Separately on Tuesday, European Commission President Ursula von der Leyen urged support Tuesday for the "fast rehabilitation" of Ukraine as it faces what she called targeted attacks by Russian forces on civilian infrastructure.
Speaking in Berlin at a conference to discuss the recovery and reconstruction of Ukraine, von der Leyen said Russia is clearly working to cut off Ukrainians from water, heat and electricity services as winter approaches. She said such Russian attacks "are pure acts of terror."
Von der Leyen described the scale of destruction in Ukraine eight months after Russia launched its invasion as "staggering."
"These are hard, scary and painful days for Ukrainians, but Ukrainians are showing us that they have hope and confidence in the future and they will keep fighting for it. And it is their future that brings us here today," she said.
The conference involves representatives from national governments, academic institutions and international organizations.

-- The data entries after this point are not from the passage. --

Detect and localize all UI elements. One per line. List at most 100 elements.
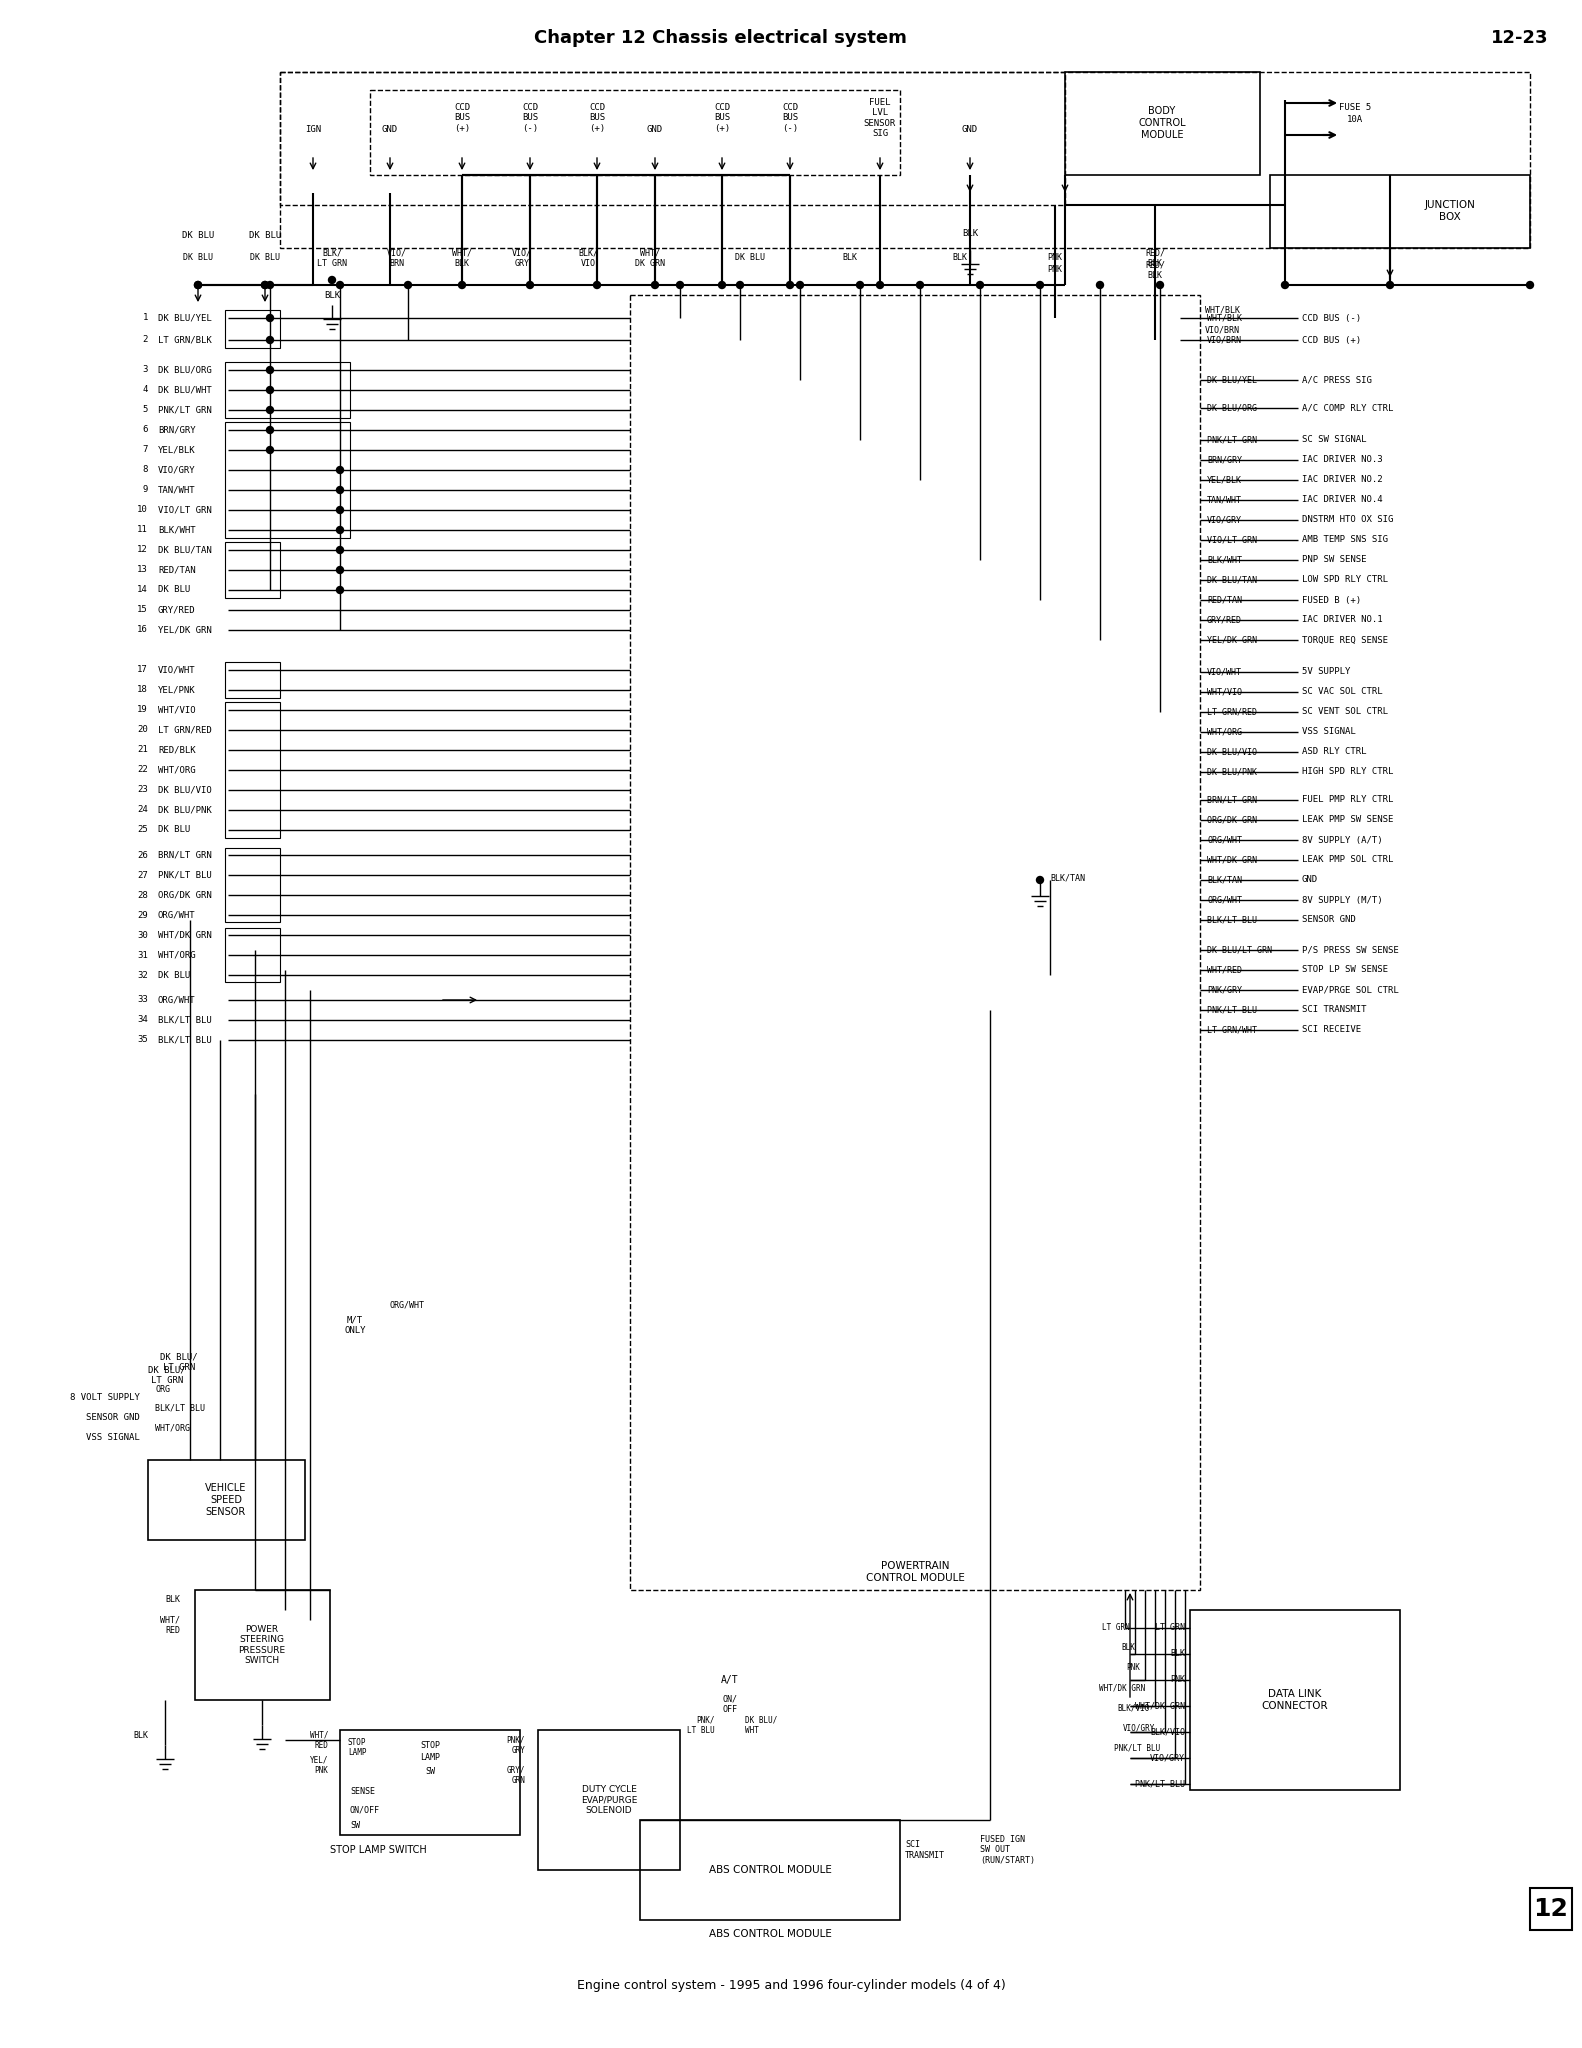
Circle shape xyxy=(527,281,533,289)
Text: WHT/VIO: WHT/VIO xyxy=(158,705,196,715)
Text: YEL/PNK: YEL/PNK xyxy=(158,686,196,694)
Text: PNK: PNK xyxy=(1171,1675,1185,1686)
Text: 10: 10 xyxy=(138,506,149,514)
Text: ORG/DK GRN: ORG/DK GRN xyxy=(158,891,212,899)
Text: VSS SIGNAL: VSS SIGNAL xyxy=(1302,727,1356,737)
Text: WHT/DK GRN: WHT/DK GRN xyxy=(1207,856,1258,864)
Text: PNK/LT BLU: PNK/LT BLU xyxy=(1114,1743,1160,1753)
Text: DK BLU/TAN: DK BLU/TAN xyxy=(158,545,212,555)
Text: BRN/LT GRN: BRN/LT GRN xyxy=(158,850,212,860)
Text: POWERTRAIN
CONTROL MODULE: POWERTRAIN CONTROL MODULE xyxy=(865,1561,965,1583)
Text: DK BLU: DK BLU xyxy=(158,586,190,594)
Circle shape xyxy=(266,387,274,393)
Text: 1: 1 xyxy=(142,313,149,322)
Text: 8: 8 xyxy=(142,465,149,475)
Text: 8V SUPPLY (M/T): 8V SUPPLY (M/T) xyxy=(1302,895,1383,905)
Text: PNK/
LT BLU: PNK/ LT BLU xyxy=(687,1716,715,1735)
Text: VIO/GRY: VIO/GRY xyxy=(1150,1753,1185,1763)
Text: YEL/BLK: YEL/BLK xyxy=(1207,475,1242,485)
Text: 21: 21 xyxy=(138,745,149,754)
Circle shape xyxy=(337,467,343,473)
Text: VIO/LT GRN: VIO/LT GRN xyxy=(1207,535,1258,545)
Text: 34: 34 xyxy=(138,1016,149,1024)
Circle shape xyxy=(266,446,274,453)
Circle shape xyxy=(337,547,343,553)
Text: DK BLU/ORG: DK BLU/ORG xyxy=(158,365,212,375)
Text: DK BLU/VIO: DK BLU/VIO xyxy=(1207,748,1258,756)
Text: CCD
BUS
(-): CCD BUS (-) xyxy=(782,102,797,133)
Circle shape xyxy=(737,281,744,289)
Text: 33: 33 xyxy=(138,995,149,1004)
Text: BLK/
VIO: BLK/ VIO xyxy=(577,248,598,268)
Text: DK BLU/YEL: DK BLU/YEL xyxy=(158,313,212,322)
Circle shape xyxy=(1386,281,1394,289)
Text: 5: 5 xyxy=(142,406,149,414)
Text: DK BLU: DK BLU xyxy=(736,254,766,262)
Text: DK BLU/WHT: DK BLU/WHT xyxy=(158,385,212,395)
Text: WHT/ORG: WHT/ORG xyxy=(158,950,196,961)
Text: DATA LINK
CONNECTOR: DATA LINK CONNECTOR xyxy=(1262,1690,1329,1710)
Text: VIO/BRN: VIO/BRN xyxy=(1205,326,1240,334)
Text: 15: 15 xyxy=(138,606,149,614)
Text: ORG: ORG xyxy=(155,1386,169,1395)
Circle shape xyxy=(337,567,343,573)
Text: 26: 26 xyxy=(138,850,149,860)
Text: BLK: BLK xyxy=(133,1731,149,1739)
Text: YEL/BLK: YEL/BLK xyxy=(158,446,196,455)
Text: GRY/RED: GRY/RED xyxy=(158,606,196,614)
Text: FUSED B (+): FUSED B (+) xyxy=(1302,596,1361,604)
Text: EVAP/PRGE SOL CTRL: EVAP/PRGE SOL CTRL xyxy=(1302,985,1398,995)
Text: TAN/WHT: TAN/WHT xyxy=(158,485,196,494)
Text: VIO/GRY: VIO/GRY xyxy=(158,465,196,475)
Text: YEL/
PNK: YEL/ PNK xyxy=(310,1755,327,1776)
Text: WHT/BLK: WHT/BLK xyxy=(1205,305,1240,315)
Text: VIO/
BRN: VIO/ BRN xyxy=(388,248,407,268)
Text: 3: 3 xyxy=(142,365,149,375)
Text: BLK/LT BLU: BLK/LT BLU xyxy=(1207,915,1258,924)
Text: SC SW SIGNAL: SC SW SIGNAL xyxy=(1302,436,1367,444)
Text: VIO/LT GRN: VIO/LT GRN xyxy=(158,506,212,514)
Text: 18: 18 xyxy=(138,686,149,694)
Text: DK BLU: DK BLU xyxy=(250,254,280,262)
Text: PNK: PNK xyxy=(1047,254,1063,262)
Text: ASD RLY CTRL: ASD RLY CTRL xyxy=(1302,748,1367,756)
Text: IAC DRIVER NO.2: IAC DRIVER NO.2 xyxy=(1302,475,1383,485)
Text: SENSOR GND: SENSOR GND xyxy=(1302,915,1356,924)
Text: LT GRN/RED: LT GRN/RED xyxy=(158,725,212,735)
Text: 2: 2 xyxy=(142,336,149,344)
Circle shape xyxy=(1527,281,1533,289)
Text: BLK: BLK xyxy=(324,291,340,299)
Text: 25: 25 xyxy=(138,825,149,834)
Text: BLK/VIO: BLK/VIO xyxy=(1117,1704,1150,1712)
Text: 6: 6 xyxy=(142,426,149,434)
Text: GND: GND xyxy=(647,125,663,135)
Text: 9: 9 xyxy=(142,485,149,494)
Text: WHT/VIO: WHT/VIO xyxy=(1207,688,1242,696)
Circle shape xyxy=(195,281,201,289)
Circle shape xyxy=(786,281,794,289)
Text: LT GRN/WHT: LT GRN/WHT xyxy=(1207,1026,1258,1034)
Text: STOP: STOP xyxy=(419,1741,440,1749)
Circle shape xyxy=(266,426,274,434)
Text: BLK/LT BLU: BLK/LT BLU xyxy=(155,1403,206,1413)
Text: WHT/ORG: WHT/ORG xyxy=(155,1423,190,1432)
Text: Chapter 12 Chassis electrical system: Chapter 12 Chassis electrical system xyxy=(533,29,906,47)
Circle shape xyxy=(856,281,864,289)
Text: ORG/WHT: ORG/WHT xyxy=(1207,836,1242,844)
Text: BLK: BLK xyxy=(843,254,857,262)
Text: ORG/WHT: ORG/WHT xyxy=(158,995,196,1004)
Text: 28: 28 xyxy=(138,891,149,899)
Text: LT GRN/BLK: LT GRN/BLK xyxy=(158,336,212,344)
Text: FUEL PMP RLY CTRL: FUEL PMP RLY CTRL xyxy=(1302,795,1394,805)
Text: GRY/RED: GRY/RED xyxy=(1207,616,1242,625)
Text: DK BLU: DK BLU xyxy=(182,231,214,240)
Text: WHT/
DK GRN: WHT/ DK GRN xyxy=(634,248,664,268)
Text: AMB TEMP SNS SIG: AMB TEMP SNS SIG xyxy=(1302,535,1387,545)
Text: DNSTRM HTO OX SIG: DNSTRM HTO OX SIG xyxy=(1302,516,1394,524)
Text: IAC DRIVER NO.1: IAC DRIVER NO.1 xyxy=(1302,616,1383,625)
Circle shape xyxy=(266,315,274,322)
Text: 10A: 10A xyxy=(1346,115,1364,125)
Text: 12: 12 xyxy=(138,545,149,555)
Circle shape xyxy=(1156,281,1163,289)
Text: PNK: PNK xyxy=(1126,1663,1141,1673)
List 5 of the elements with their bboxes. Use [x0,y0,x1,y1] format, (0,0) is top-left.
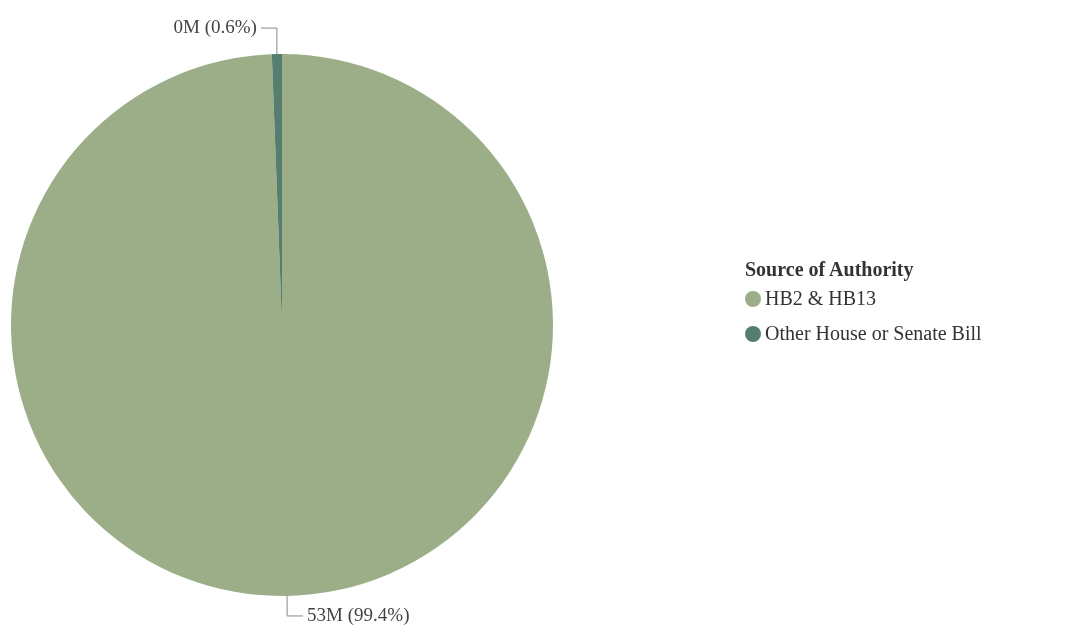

The EU said the talks would cover how to prioritize Ukraine's needs and what options exist for financing projects.
No financial pledges or political agreements are expected.
Ukraine's government, along with the European Commission and the World Bank, estimated in a September report that it could cost $350 billion to rebuild the country after Russia's invasion.
The World Bank on Monday disbursed $500 million, supported by loan guarantees from Britain to Ukraine to help the government maintain essential services.
"The Russian invasion continues to cause massive destruction of Ukraine's infrastructure — including water, sanitation, and electricity networks — just as winter is approaching, further endangering Ukrainian people," World Bank Group President David Malpass said in a statement.
Ukrainian Foreign Minister Dmytro Kuleba and U.S. Secretary of State Antony Blinken spoke Monday about meeting Ukraine's needs for military aid, according to statements from both sides.
VOA's U.N. Correspondent Margaret Besheer and White House Bureau Chief Patsy Widakuswara contributed to this article. Some information for this story came from The Associated Press, Agence France-Presse and Reuters.